Remy’s voice became rougher, but he kept it quiet.
“So when I look at you, no, I am not being fair. I know that. Congratulations, you have found one of my many character flaws.” His gaze sharpened. “But fairness matters less to me than them surviving what comes next.”
He leaned forward slightly, forearms resting against the counter.
“You are not merely outside my gate. You are inside something I cannot lock.”
There it was. The true fear, finally given words.
“And now you have tied some foreign twig of a bond to the three things I have left in this world.”
“Ariana. Esme. And whatever remains of me that belongs to them.”
Remy hated that his magic did not recoil.
He hated, perhaps more, that it listened.
“I resent you for that,” he said plainly.
It was not cruel. It was honest.
“I know you did not ask the girls to wander into the forest. I know you brought them home. I know you stopped at my wards when I told you to leave. I know, so far, you have done exactly what a decent creature would do.”
“That makes it harder, not easier.”
He looked down at his hands again, then back at her.
“Because if you were cruel, I could manage that. If you were manipulative, I could manage that. If you had teeth bared and ill intent dripping off you, I could manage that beautifully.
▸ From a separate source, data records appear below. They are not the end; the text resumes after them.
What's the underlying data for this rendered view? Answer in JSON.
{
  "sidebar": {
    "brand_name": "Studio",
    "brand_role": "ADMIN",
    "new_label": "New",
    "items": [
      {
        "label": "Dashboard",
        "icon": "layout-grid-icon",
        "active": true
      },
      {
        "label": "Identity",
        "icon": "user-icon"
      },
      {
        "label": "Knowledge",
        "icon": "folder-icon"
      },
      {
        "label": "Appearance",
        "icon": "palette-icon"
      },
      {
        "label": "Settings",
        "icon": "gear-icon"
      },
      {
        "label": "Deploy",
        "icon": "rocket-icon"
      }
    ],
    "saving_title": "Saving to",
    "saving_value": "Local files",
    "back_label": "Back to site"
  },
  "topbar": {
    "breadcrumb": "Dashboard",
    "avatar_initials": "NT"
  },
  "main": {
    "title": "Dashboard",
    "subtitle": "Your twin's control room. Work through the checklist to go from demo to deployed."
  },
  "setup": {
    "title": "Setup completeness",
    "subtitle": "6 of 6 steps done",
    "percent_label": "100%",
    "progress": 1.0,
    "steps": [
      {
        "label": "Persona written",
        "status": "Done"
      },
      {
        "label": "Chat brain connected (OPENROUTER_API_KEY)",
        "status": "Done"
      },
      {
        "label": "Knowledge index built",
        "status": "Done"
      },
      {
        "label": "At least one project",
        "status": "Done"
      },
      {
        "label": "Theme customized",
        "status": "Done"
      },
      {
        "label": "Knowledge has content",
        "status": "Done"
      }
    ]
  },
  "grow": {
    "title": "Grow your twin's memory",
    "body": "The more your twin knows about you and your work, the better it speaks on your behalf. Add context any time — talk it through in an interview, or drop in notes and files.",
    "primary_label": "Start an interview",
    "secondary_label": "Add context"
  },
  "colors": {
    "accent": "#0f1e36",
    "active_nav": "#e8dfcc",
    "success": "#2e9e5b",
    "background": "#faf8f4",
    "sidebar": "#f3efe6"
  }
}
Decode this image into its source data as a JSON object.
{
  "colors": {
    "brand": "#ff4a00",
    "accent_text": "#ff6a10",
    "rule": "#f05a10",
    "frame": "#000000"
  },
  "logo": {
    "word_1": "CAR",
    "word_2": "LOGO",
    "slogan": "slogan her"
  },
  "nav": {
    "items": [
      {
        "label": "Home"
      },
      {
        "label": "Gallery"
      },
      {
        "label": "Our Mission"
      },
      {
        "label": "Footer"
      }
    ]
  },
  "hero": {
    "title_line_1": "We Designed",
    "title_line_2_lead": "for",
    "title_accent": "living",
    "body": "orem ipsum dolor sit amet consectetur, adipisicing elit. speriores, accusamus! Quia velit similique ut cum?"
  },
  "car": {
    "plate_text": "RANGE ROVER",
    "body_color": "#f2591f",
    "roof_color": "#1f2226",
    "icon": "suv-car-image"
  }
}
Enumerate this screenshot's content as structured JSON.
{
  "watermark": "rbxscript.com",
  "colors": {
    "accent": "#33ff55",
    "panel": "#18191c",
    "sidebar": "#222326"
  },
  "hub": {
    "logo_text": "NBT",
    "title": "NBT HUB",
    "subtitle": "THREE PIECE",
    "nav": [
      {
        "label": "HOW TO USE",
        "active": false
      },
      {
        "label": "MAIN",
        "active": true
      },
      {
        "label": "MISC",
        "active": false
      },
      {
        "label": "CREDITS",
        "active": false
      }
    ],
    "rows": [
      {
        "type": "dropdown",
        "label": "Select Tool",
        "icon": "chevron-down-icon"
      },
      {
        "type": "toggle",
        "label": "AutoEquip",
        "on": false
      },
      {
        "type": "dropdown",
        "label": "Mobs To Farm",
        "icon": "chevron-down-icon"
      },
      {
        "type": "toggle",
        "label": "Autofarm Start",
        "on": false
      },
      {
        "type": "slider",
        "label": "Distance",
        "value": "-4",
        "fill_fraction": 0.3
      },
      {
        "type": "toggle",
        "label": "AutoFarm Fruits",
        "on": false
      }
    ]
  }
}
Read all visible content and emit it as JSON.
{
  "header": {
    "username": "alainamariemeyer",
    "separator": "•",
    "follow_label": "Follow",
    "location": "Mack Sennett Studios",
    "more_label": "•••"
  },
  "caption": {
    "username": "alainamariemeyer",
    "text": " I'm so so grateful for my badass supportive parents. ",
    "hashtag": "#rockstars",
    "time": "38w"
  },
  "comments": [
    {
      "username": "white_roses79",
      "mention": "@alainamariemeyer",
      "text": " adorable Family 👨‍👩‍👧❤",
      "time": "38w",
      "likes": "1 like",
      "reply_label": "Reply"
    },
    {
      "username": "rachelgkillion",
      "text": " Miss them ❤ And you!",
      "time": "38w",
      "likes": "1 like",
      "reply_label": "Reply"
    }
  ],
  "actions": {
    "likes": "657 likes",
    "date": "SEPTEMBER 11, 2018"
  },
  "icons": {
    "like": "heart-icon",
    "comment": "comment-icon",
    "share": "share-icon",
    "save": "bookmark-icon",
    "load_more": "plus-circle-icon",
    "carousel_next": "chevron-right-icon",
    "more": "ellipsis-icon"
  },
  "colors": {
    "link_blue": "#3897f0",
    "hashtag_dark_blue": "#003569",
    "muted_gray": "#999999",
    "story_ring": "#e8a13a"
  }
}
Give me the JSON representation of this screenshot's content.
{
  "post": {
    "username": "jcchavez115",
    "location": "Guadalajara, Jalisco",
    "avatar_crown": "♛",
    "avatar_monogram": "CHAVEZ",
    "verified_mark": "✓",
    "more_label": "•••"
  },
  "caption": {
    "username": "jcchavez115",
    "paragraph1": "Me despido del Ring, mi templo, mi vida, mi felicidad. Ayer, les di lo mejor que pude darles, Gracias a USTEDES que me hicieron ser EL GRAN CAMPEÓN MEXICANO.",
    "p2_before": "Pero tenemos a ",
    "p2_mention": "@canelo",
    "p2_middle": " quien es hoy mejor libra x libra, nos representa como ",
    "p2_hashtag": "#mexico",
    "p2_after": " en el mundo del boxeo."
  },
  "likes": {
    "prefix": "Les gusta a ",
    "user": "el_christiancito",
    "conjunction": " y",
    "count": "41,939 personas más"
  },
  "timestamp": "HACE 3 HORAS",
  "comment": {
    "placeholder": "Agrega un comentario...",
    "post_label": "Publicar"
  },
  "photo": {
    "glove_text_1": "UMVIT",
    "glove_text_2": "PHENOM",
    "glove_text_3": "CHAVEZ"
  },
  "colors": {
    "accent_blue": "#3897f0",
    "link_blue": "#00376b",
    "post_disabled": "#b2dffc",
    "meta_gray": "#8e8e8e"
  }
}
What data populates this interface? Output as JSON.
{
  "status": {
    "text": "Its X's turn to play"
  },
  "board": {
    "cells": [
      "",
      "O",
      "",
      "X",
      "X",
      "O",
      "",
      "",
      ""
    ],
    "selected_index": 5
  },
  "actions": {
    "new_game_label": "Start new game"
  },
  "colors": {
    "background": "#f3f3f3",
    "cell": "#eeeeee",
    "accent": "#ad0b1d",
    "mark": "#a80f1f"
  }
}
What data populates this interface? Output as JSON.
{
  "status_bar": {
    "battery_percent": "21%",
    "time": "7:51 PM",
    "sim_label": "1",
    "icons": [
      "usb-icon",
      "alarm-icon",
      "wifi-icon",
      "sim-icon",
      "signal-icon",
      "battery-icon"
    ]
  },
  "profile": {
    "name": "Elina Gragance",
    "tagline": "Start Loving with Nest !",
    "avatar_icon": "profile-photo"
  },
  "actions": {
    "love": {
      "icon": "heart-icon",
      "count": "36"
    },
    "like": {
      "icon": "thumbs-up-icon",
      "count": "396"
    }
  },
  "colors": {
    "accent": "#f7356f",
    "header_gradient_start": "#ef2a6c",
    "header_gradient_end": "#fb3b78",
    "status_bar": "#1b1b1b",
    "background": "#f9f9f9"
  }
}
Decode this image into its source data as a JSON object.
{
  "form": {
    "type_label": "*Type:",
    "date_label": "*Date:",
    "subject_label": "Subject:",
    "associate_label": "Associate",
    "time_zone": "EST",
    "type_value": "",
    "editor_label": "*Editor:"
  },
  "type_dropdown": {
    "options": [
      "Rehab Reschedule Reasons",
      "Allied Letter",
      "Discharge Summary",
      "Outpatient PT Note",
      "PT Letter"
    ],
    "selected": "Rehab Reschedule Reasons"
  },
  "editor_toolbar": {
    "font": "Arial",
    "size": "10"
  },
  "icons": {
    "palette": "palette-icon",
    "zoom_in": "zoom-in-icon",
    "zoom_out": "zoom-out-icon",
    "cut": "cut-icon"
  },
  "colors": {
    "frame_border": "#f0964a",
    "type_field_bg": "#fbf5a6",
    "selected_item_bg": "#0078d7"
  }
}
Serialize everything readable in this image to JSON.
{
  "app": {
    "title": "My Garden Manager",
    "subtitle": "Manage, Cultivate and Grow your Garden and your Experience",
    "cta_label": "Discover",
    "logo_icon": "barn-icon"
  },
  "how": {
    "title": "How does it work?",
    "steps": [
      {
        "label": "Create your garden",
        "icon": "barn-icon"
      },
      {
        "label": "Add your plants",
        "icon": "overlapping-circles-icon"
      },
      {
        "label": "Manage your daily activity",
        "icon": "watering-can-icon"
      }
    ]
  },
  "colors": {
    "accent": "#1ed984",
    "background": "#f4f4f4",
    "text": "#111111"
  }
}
I have wards for monsters. I have curses for liars. I have knives for things that crawl through windows.”
His voice softened by a fraction.
“I do not have a ward for my daughters looking at you like you are already theirs.”
Another beat of silence, expressed only in the slight tightening around his eyes and the faint scrape of his thumb against the countertop.
“And I do not have one for the fact that some part of me recognizes you too.”
The admission clearly irritated him. He looked away as soon as it left his mouth.
“So you want to understand? Fine. Understand this.”
“I will not give you trust because you ask prettily. I will not give it because my daughters kissed your nose and decided you were family. I will not give it because the bond hums and the house opens doors it has no business opening.”
The edge of him sharpened again, but it was defensive rather than cold.
“If you want a chance to earn it, you begin with honesty. No poetry. No moonlit declarations. No promises made because you think they will soothe me.”
He tipped his head slightly.
“What are you? Truly. What has this bond already done? What do you feel from them? What do you feel from me?”
His eyes narrowed, not in hatred, but in fear forced into discipline.
“And if this stops being easy, if they become loud and frightened and ill and powerful enough to shatter every plate in the kitchen, will you still believe you belong?”
The question lingered between them.
This time, Remy did not fill the silence.
He sat there at the counter, guarded and exhausted, a father, a warlock, a man still bleeding from an old familiar bond, waiting to see whether Asteria would step closer to the truth or away from it.